Thursday, 22 November 2018

Recent study reveals surprising facts about automated financial advice

In September 2018 the EU supervisory authorities (ESAs)published a Joint Committee Report on the results of the monitoring exercise on ‘automation in financial advice that revealed surprising facts about automated financial advice in the EU.

Following the publication of a Discussion Paper on Automation in Financial Advice in 2015 and a Report in 2016 (on which we reported here) the ESAs  published the present follow up report on the evolution of automation in financial advice in the securities, banking and insurance sectors over the past two years. The report is based a survey with competent national authorities.

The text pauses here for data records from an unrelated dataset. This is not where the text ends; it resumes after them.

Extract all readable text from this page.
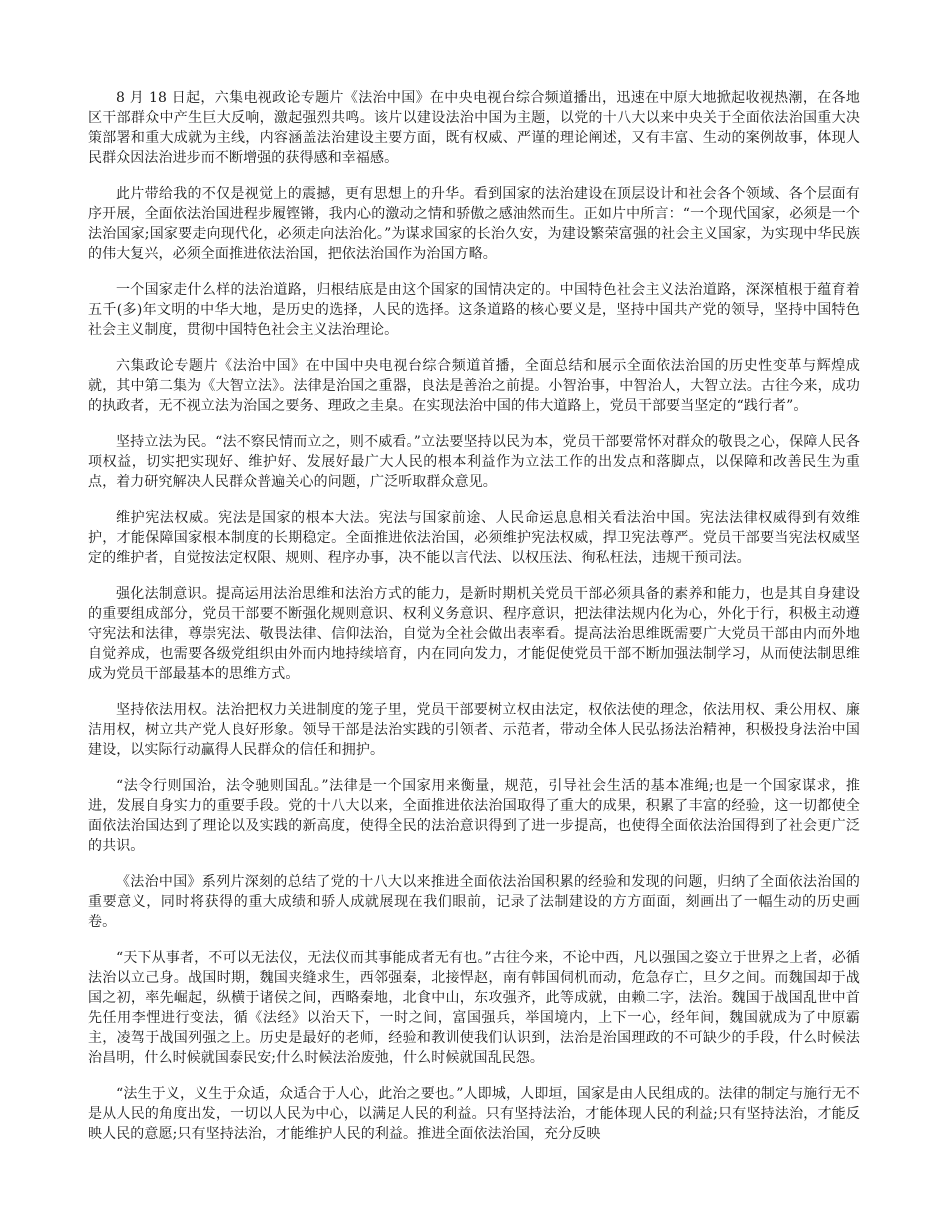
8 月 18 日起，六集电视政论专题片《法治中国》在中央电视台综合频道播出，迅速在中原大地掀起收视热潮，在各地区干部群众中产生巨大反响，激起强烈共鸣。该片以建设法治中国为主题，以党的十八大以来中央关于全面依法治国重大决策部署和重大成就为主线，内容涵盖法治建设主要方面，既有权威、严谨的理论阐述，又有丰富、生动的案例故事，体现人民群众因法治进步而不断增强的获得感和幸福感。

此片带给我的不仅是视觉上的震撼，更有思想上的升华。看到国家的法治建设在顶层设计和社会各个领域、各个层面有序开展，全面依法治国进程步履铿锵，我内心的激动之情和骄傲之感油然而生。正如片中所言：“一个现代国家，必须是一个法治国家;国家要走向现代化，必须走向法治化。”为谋求国家的长治久安，为建设繁荣富强的社会主义国家，为实现中华民族的伟大复兴，必须全面推进依法治国，把依法治国作为治国方略。

一个国家走什么样的法治道路，归根结底是由这个国家的国情决定的。中国特色社会主义法治道路，深深植根于蕴育着五千(多)年文明的中华大地，是历史的选择，人民的选择。这条道路的核心要义是，坚持中国共产党的领导，坚持中国特色社会主义制度，贯彻中国特色社会主义法治理论。

六集政论专题片《法治中国》在中国中央电视台综合频道首播，全面总结和展示全面依法治国的历史性变革与辉煌成就，其中第二集为《大智立法》。法律是治国之重器，良法是善治之前提。小智治事，中智治人，大智立法。古往今来，成功的执政者，无不视立法为治国之要务、理政之圭臬。在实现法治中国的伟大道路上，党员干部要当坚定的“践行者”。

坚持立法为民。“法不察民情而立之，则不威看。”立法要坚持以民为本，党员干部要常怀对群众的敬畏之心，保障人民各项权益，切实把实现好、维护好、发展好最广大人民的根本利益作为立法工作的出发点和落脚点，以保障和改善民生为重点，着力研究解决人民群众普遍关心的问题，广泛听取群众意见。

维护宪法权威。宪法是国家的根本大法。宪法与国家前途、人民命运息息相关看法治中国。宪法法律权威得到有效维护，才能保障国家根本制度的长期稳定。全面推进依法治国，必须维护宪法权威，捍卫宪法尊严。党员干部要当宪法权威坚定的维护者，自觉按法定权限、规则、程序办事，决不能以言代法、以权压法、徇私枉法，违规干预司法。

强化法制意识。提高运用法治思维和法治方式的能力，是新时期机关党员干部必须具备的素养和能力，也是其自身建设的重要组成部分，党员干部要不断强化规则意识、权利义务意识、程序意识，把法律法规内化为心，外化于行，积极主动遵守宪法和法律，尊崇宪法、敬畏法律、信仰法治，自觉为全社会做出表率看。提高法治思维既需要广大党员干部由内而外地自觉养成，也需要各级党组织由外而内地持续培育，内在同向发力，才能促使党员干部不断加强法制学习，从而使法制思维成为党员干部最基本的思维方式。

坚持依法用权。法治把权力关进制度的笼子里，党员干部要树立权由法定，权依法使的理念，依法用权、秉公用权、廉洁用权，树立共产党人良好形象。领导干部是法治实践的引领者、示范者，带动全体人民弘扬法治精神，积极投身法治中国建设，以实际行动赢得人民群众的信任和拥护。

“法令行则国治，法令驰则国乱。”法律是一个国家用来衡量，规范，引导社会生活的基本准绳;也是一个国家谋求，推进，发展自身实力的重要手段。党的十八大以来，全面推进依法治国取得了重大的成果，积累了丰富的经验，这一切都使全面依法治国达到了理论以及实践的新高度，使得全民的法治意识得到了进一步提高，也使得全面依法治国得到了社会更广泛的共识。

《法治中国》系列片深刻的总结了党的十八大以来推进全面依法治国积累的经验和发现的问题，归纳了全面依法治国的重要意义，同时将获得的重大成绩和骄人成就展现在我们眼前，记录了法制建设的方方面面，刻画出了一幅生动的历史画卷。

“天下从事者，不可以无法仪，无法仪而其事能成者无有也。”古往今来，不论中西，凡以强国之姿立于世界之上者，必循法治以立己身。战国时期，魏国夹缝求生，西邻强秦，北接悍赵，南有韩国伺机而动，危急存亡，旦夕之间。而魏国却于战国之初，率先崛起，纵横于诸侯之间，西略秦地，北食中山，东攻强齐，此等成就，由赖二字，法治。魏国于战国乱世中首先任用李悝进行变法，循《法经》以治天下，一时之间，富国强兵，举国境内，上下一心，经年间，魏国就成为了中原霸主，凌驾于战国列强之上。历史是最好的老师，经验和教训使我们认识到，法治是治国理政的不可缺少的手段，什么时候法治昌明，什么时候就国泰民安;什么时候法治废弛，什么时候就国乱民怨。

“法生于义，义生于众适，众适合于人心，此治之要也。”人即城，人即垣，国家是由人民组成的。法律的制定与施行无不是从人民的角度出发，一切以人民为中心，以满足人民的利益。只有坚持法治，才能体现人民的利益;只有坚持法治，才能反映人民的意愿;只有坚持法治，才能维护人民的利益。推进全面依法治国，充分反映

Surprisingly, the report shows that while the phenomenon of automation in financial advice (or 'robo-advice') seems to be slowly growing, the overall number of firms and customers using automated financial advise is still quite limited. In addition, while some new trends seem to emerge (such as the use of Big Data, chatbots for customer service and extension to a broader range of products) there seems to have been no substantial change to the overall market since the publication of the ESA Report in 2016. The Report identifies:
  • cultural/psychological barriers as one of the main causes of lack of engagement, that can be traced back to low level financial literacy, and a lack of consumer trust and confidence in using digital tools;
  • regulatory barriers such as the complexity of the applicable legislation (MiFID II/MIFIR, IDD, GDPR, PRIIPs) that pose special challenges for small, startup FinTech firms.
It therefore seems that the market for automated financial advice has not taken up, and that its full potential is yet to be explored. Given the above identifies barriers, one may wonder whether the time is not ripe for a shift to greater digitization in the financial sector or whether the regulatory environment needs to change both in terms of giving greater room for small Fintech firms to expand on the market, and in terms of the existing consumer protection tools.